I don’t know about you but I have found life in a pandemic to be uniquely challenging. I thought I would have all this time to do all these things that I don’t have time to do when I am working in my massage therapy business. And I do have time. What I don’t have is motivation. My brain is apparently so busy managing the myriad of feelings and responses I have to living under a shelter-at-home order that I have very limited brain space for anything other than what is absolutely required to make it through the day.
I hear of people doing deep cleaning or sorting through their junk drawers or their attics and their basements. I hear of people starting new hobbies and sometimes doing new jobs online. I have no energy for such things. And I think, what is wrong with me that I am struggling to make it through each day? To avoid thinking this about myself, I sometimes choose to believe that something is wrong with those other people!
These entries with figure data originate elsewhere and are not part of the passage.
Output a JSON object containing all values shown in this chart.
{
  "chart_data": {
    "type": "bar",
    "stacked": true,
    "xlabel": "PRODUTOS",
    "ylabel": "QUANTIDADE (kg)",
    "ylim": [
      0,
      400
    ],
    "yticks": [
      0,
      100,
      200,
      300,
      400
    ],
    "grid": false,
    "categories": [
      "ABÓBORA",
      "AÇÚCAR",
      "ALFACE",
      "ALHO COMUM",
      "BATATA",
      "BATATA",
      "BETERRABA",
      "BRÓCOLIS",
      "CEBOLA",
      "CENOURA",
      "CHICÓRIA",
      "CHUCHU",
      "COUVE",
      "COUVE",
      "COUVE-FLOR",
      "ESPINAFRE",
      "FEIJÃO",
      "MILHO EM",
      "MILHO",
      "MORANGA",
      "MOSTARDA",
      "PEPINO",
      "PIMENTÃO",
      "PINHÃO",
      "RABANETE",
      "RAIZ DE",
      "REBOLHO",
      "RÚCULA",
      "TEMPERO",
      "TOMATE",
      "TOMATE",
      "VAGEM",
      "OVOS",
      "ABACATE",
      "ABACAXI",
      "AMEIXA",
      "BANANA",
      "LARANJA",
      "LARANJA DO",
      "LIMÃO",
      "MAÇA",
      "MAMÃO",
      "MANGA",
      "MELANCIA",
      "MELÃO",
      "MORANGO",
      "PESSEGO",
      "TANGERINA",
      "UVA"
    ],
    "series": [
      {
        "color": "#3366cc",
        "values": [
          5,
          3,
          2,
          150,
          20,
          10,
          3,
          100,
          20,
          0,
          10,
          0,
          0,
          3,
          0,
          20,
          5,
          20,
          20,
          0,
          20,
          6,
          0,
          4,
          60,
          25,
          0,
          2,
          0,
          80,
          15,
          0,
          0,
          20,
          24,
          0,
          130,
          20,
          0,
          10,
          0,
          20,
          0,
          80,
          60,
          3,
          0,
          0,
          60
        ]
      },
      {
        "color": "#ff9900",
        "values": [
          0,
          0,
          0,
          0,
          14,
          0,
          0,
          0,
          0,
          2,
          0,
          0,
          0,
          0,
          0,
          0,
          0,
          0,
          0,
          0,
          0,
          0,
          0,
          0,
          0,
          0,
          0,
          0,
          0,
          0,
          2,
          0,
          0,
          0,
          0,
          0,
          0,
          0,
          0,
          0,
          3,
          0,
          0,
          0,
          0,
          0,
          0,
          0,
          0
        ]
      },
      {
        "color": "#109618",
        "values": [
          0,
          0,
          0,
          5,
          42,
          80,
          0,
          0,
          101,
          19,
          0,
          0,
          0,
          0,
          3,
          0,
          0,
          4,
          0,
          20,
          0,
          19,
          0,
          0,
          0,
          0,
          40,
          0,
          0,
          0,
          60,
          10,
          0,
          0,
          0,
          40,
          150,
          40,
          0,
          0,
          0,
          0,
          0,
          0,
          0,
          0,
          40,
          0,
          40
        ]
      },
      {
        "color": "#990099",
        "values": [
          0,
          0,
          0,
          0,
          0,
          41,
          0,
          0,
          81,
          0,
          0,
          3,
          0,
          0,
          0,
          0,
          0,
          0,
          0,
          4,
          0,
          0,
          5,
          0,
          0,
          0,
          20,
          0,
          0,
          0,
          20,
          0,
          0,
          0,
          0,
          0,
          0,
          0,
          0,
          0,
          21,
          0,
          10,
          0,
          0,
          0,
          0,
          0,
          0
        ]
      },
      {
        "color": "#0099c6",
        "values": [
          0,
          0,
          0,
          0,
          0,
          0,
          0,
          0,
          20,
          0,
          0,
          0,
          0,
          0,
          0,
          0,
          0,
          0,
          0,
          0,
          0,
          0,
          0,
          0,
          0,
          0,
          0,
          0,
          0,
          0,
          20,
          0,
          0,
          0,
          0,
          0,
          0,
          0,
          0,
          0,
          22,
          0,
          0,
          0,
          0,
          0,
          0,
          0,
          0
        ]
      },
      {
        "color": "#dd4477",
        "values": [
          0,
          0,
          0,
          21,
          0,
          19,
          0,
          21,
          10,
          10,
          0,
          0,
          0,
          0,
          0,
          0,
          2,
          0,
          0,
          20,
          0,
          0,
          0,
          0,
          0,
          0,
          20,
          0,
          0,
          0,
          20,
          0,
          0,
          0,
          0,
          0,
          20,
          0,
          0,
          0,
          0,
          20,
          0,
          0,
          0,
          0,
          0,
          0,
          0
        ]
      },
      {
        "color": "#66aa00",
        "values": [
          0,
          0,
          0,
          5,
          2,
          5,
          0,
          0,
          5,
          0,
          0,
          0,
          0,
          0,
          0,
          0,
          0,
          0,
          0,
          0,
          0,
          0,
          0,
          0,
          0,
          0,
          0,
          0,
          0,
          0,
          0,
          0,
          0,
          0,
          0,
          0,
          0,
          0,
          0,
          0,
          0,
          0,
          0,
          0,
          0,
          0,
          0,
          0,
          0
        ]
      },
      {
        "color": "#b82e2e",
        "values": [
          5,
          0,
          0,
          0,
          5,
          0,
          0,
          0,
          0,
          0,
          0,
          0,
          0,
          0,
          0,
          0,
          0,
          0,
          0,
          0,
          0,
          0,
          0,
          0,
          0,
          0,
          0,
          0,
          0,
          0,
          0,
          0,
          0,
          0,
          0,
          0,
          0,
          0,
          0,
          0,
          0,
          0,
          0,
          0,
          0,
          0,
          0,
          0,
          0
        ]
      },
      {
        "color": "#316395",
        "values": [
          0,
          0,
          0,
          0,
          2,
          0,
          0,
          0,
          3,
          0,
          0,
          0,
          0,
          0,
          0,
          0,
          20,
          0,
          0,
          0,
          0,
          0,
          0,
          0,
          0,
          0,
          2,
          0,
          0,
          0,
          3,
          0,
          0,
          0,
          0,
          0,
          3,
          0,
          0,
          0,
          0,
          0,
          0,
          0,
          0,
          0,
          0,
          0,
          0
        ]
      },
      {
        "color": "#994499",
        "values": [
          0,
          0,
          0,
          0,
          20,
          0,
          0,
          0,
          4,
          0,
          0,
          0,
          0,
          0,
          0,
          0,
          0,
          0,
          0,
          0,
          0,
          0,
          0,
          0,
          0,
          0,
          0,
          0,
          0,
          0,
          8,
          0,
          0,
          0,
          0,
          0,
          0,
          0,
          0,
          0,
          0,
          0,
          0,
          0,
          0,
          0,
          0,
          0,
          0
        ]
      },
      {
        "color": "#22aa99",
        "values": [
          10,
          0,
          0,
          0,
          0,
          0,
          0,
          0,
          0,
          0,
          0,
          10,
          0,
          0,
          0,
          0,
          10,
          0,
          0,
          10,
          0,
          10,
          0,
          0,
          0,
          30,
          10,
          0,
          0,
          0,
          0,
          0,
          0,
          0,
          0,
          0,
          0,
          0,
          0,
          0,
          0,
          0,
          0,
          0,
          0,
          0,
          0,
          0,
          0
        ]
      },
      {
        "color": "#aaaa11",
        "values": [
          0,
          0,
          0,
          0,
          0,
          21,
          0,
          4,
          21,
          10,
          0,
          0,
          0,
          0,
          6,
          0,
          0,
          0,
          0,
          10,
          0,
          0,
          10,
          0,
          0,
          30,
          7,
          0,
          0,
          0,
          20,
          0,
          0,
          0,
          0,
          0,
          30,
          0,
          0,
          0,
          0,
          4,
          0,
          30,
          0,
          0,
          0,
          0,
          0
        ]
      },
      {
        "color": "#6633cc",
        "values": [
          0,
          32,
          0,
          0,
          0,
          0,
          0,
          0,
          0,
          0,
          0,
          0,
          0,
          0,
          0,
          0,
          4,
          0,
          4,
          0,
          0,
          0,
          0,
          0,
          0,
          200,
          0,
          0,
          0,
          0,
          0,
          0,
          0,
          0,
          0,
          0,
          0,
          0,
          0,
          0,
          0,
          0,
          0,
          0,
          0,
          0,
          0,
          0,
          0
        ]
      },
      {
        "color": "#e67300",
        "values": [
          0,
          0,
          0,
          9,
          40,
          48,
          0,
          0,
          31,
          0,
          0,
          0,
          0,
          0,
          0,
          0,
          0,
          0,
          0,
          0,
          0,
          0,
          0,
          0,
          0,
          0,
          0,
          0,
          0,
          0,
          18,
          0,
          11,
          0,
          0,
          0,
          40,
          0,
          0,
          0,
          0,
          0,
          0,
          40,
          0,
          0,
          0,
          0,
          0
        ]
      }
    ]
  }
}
So I have been thinking a lot about kindness lately. About extending kindness to others who are not like me—the people who are getting all kinds of great things done during this stay at home time! And I’ve come to the realization that I am not very kind to myself. I take quite good care of myself: I eat fairly well, I exercise regularly, I get enough sleep, I maintain social relationships, I get regular bodywork to ease my aches and pains. I do things to nurture my physical health, my emotional health and my spiritual health. The list is long: meditation, acupuncture, massage, thoughtful readings and books, deep conversations with friends. And so on.
This does not mean that I am kind to myself.
Because even while I am taking care of myself, a small seed of resentment grows about my need for such care. I have a deep-seated belief that if I were a better, more healthy, more, oh my word, something more! Something different! Then I would not need so much care. Therefore, I must be defective. Something must be wrong if I need to care so deeply, frequently and in so many ways for myself.
Thinking this way strips me of any capacity to be kind to myself. I’m beginning to wonder if being kind isn’t perhaps the bedrock of care. How much care can I really provide if I am not kind—to myself, or to others? How might I move to a place where my and others very human neediness is not felt as a defect, but as a welcome opportunity to show kindness?
Lolly Butter is about kindness. It is about accepting ourselves. And it is about accepting others. We are not defective. And we do need to take care of ourselves and of others because we are human. We are perfectly human, each one of us. Let us practice kindness toward ourselves. I’ll start.